Killed In Action. 22/4/1918, aged 21.
Norman Gibson was the only son of two children born to George Willie and Jane Gibson of 6,Greenside Place, Leeds Road, Idle, Bradford. Before the war he worked in the pattern department of William Wade & Co, Cloth Merchants, Bradford.
He was a prominent member of the Greengates Wesleyan Chapel and was also the secretary to their football team.He was also a member of the Greengates Liberal Club.
One of many Bradford lads to join the Leeds Battalion, he enlisted on the 31/5/1915 just as the "Pals" were leaving Colsterdale for Ripon and, after training served in Egypt and France.
He survived all the major battles the "Pals" were involved in unscathed, but was killed in action a few months before the war ended, at that time the "Pals" were in the front line fighting alongside the French. In a letter of condolence to Norman’s mother his old commanding officer Stuart Campbell Taylor, who was now a Brigadier General wrote:
"Pte Gibson was doing his duty well and bravely, as usual, and was a special favourite of mine because of his devotion to duty and cheery and pleasant nature at all times, we all mourn a good comrade and a brave soldier"

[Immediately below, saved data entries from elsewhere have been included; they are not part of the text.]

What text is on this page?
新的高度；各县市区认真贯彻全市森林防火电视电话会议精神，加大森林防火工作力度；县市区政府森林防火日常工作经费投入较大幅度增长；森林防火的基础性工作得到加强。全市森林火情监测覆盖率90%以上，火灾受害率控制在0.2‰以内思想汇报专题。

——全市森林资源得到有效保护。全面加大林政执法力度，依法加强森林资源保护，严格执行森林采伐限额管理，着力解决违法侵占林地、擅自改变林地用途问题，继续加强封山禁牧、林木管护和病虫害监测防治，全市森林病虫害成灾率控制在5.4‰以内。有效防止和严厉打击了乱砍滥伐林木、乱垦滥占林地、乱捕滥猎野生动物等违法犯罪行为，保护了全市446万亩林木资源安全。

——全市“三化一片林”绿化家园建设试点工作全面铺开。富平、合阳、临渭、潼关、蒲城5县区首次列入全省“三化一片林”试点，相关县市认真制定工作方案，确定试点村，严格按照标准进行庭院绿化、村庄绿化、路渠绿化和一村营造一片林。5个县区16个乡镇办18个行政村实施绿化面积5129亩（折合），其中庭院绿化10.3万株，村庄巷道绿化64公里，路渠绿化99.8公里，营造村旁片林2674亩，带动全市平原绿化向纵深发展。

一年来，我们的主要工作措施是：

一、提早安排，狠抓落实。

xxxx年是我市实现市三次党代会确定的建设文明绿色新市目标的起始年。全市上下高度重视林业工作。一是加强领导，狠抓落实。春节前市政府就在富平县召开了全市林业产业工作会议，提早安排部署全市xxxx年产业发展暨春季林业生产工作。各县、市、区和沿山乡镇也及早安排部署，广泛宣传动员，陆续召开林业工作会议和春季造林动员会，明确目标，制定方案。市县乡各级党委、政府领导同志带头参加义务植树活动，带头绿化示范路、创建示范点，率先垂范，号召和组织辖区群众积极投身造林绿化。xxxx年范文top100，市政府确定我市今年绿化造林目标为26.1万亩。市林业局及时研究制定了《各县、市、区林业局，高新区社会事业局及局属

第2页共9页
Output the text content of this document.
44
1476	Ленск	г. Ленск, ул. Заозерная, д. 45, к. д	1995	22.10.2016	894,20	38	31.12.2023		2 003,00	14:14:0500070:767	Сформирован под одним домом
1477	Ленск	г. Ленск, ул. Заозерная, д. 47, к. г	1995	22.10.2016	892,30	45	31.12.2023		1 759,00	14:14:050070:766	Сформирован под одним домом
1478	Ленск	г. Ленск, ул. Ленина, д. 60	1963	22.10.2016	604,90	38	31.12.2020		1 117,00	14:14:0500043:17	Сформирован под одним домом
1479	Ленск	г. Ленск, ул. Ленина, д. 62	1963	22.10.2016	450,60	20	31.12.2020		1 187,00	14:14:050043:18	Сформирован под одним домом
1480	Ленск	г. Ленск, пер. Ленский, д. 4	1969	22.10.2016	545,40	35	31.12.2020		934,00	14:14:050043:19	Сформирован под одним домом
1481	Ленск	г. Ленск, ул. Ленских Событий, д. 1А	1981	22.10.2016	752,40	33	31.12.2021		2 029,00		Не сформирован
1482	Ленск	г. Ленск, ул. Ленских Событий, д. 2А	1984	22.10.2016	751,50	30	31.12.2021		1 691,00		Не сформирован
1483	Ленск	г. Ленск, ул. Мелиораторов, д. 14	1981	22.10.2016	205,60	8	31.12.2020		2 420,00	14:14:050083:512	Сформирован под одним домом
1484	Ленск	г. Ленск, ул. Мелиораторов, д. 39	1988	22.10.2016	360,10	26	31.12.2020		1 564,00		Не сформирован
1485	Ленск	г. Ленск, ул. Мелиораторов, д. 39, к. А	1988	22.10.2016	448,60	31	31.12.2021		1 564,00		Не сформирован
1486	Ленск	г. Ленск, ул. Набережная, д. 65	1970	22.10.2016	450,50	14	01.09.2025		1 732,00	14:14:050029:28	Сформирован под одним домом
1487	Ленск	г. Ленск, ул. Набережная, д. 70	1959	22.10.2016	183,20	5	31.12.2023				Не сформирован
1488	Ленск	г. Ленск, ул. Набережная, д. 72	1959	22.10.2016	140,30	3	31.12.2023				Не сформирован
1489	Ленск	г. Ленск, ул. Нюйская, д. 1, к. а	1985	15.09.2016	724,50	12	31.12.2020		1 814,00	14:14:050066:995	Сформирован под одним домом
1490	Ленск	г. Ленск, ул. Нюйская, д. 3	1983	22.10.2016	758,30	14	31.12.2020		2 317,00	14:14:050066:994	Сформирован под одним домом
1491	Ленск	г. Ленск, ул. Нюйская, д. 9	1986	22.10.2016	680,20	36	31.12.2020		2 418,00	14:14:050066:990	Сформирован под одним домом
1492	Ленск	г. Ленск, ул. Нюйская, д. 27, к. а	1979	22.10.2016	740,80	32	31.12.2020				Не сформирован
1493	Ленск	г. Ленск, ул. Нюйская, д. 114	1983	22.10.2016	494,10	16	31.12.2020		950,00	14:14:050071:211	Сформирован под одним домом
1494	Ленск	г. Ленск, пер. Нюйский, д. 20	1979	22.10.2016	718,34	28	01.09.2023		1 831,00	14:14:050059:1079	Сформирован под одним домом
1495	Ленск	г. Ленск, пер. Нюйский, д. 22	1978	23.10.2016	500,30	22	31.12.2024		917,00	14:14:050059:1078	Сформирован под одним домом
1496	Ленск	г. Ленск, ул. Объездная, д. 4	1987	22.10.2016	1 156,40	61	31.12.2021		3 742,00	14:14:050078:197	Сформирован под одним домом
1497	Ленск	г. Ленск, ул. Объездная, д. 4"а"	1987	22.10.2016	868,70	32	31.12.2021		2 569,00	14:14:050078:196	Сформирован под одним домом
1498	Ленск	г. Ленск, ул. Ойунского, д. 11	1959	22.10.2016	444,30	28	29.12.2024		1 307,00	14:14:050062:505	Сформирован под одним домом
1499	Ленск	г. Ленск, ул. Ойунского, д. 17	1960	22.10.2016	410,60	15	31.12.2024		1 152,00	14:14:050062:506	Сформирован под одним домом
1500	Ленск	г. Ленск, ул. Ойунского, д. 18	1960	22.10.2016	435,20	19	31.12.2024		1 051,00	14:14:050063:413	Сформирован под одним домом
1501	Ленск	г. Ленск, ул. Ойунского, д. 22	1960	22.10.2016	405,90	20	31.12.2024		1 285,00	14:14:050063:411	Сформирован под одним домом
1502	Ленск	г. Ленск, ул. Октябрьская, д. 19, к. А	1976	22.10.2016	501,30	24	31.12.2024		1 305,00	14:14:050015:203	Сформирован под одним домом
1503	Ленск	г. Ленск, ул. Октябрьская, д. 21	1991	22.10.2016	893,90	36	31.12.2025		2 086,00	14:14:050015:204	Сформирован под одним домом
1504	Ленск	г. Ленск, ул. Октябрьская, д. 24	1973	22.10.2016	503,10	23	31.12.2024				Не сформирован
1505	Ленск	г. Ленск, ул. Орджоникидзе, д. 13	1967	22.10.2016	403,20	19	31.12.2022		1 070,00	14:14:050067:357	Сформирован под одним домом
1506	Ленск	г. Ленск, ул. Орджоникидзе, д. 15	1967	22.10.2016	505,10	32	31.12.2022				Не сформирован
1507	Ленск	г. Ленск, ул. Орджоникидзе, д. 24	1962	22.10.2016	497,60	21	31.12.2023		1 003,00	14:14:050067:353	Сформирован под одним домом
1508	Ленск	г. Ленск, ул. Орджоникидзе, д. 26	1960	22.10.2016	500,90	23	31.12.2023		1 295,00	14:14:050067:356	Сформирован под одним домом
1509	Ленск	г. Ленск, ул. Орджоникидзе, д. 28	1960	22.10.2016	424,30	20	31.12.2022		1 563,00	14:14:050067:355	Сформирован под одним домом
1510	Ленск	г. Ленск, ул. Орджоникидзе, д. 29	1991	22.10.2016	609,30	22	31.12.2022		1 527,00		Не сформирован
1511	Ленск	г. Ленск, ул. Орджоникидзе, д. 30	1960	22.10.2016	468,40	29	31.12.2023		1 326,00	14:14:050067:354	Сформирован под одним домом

The award for bravery, of the French Croix De Guerre, is the only one awarded to a Private soldier in the whole of the battalion, the details of this unique award were published in the London Gazette on the 30th of April 1918, 8 days after his death.
The following article was, published, in the Shipley Times & Express in May 1919.
"After mourning the loss of her only son for nearly 12 months, Mrs Gibson, of Greenside, Idle, Bradford has been presented at the Bradford Moor barracks with the French Croix De Guerre and gold star, which her son won in action… He was killed by a high explosive shell"
Pte Norman Gibson is buried in Le Grand Hasard cemetery, Morbecque, France, and is also commemorated on the war memorial at Idle Parish Church.